To be truly committed to DEI, brands need to work to implement systems for successful structural change in their supply chains, labor models, and their reporting and disclosures for their promises of 2020 to hold significant weight.
Rihanna stepping down as CEO exacerbates the fears of many in the fashion industry that worry we’re reverting back to the industry of old. BIPOC CEOs in the fashion industry are hard to come by as the overt and covert racism experienced by BIPOCs increases the difficulty that many must endure to rise in the ranks of these prominent brands. While many still attempt to climb the ladder, other CEOs like Kevan Hall and Telfar Clemens of Telfar create something entirely their own.
However, tragedy should not be the only catalyst for BIPOCs being welcomed into – or respected by – the fashion industry. The industry’s moguls must do better to enact meaningful DEI initiatives so that the pendulum of inequality can be righted. While the tragedy of 2020 forced many to acknowledge the injustices of various industries, the bare minimum is no longer good enough and brands hiring a few BIPOCs to satisfy our demands is inadequate.
As we continue to demand change from the fashion industry, you can learn more about what it takes to embody DEI in your organization truly and consider joining the Remake Fashion Certificate program.
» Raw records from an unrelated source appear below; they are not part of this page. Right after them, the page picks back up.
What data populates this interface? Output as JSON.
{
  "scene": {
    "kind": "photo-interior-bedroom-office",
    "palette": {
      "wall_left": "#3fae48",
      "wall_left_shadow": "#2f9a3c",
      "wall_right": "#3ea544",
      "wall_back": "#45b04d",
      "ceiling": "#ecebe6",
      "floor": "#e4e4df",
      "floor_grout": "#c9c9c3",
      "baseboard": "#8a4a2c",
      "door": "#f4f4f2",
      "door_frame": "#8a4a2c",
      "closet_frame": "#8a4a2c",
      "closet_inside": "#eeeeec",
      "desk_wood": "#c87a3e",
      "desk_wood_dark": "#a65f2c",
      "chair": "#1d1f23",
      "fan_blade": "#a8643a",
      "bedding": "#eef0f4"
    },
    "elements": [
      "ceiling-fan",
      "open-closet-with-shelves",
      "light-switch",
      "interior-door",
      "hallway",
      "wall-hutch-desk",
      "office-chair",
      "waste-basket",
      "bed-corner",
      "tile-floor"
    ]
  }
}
While “Elevating Equity” is not a traditional DEI program, the program is centered on effective actions that drive real, measurable change. This interactive course series prepares you to lead your organization toward transformative progress in DEI, Sustainability, and other fashion injustices. The course includes two skill-building programs and a one-year sponsored license with access to our partner, Nomadic Academy’s programs. Fill out the application here.
Our calls for change in the fashion industry will no longer fall on apathetic ears. Prominent brands must begin to make meaningful changes to the status quo, or we will begin finding alternatives that will.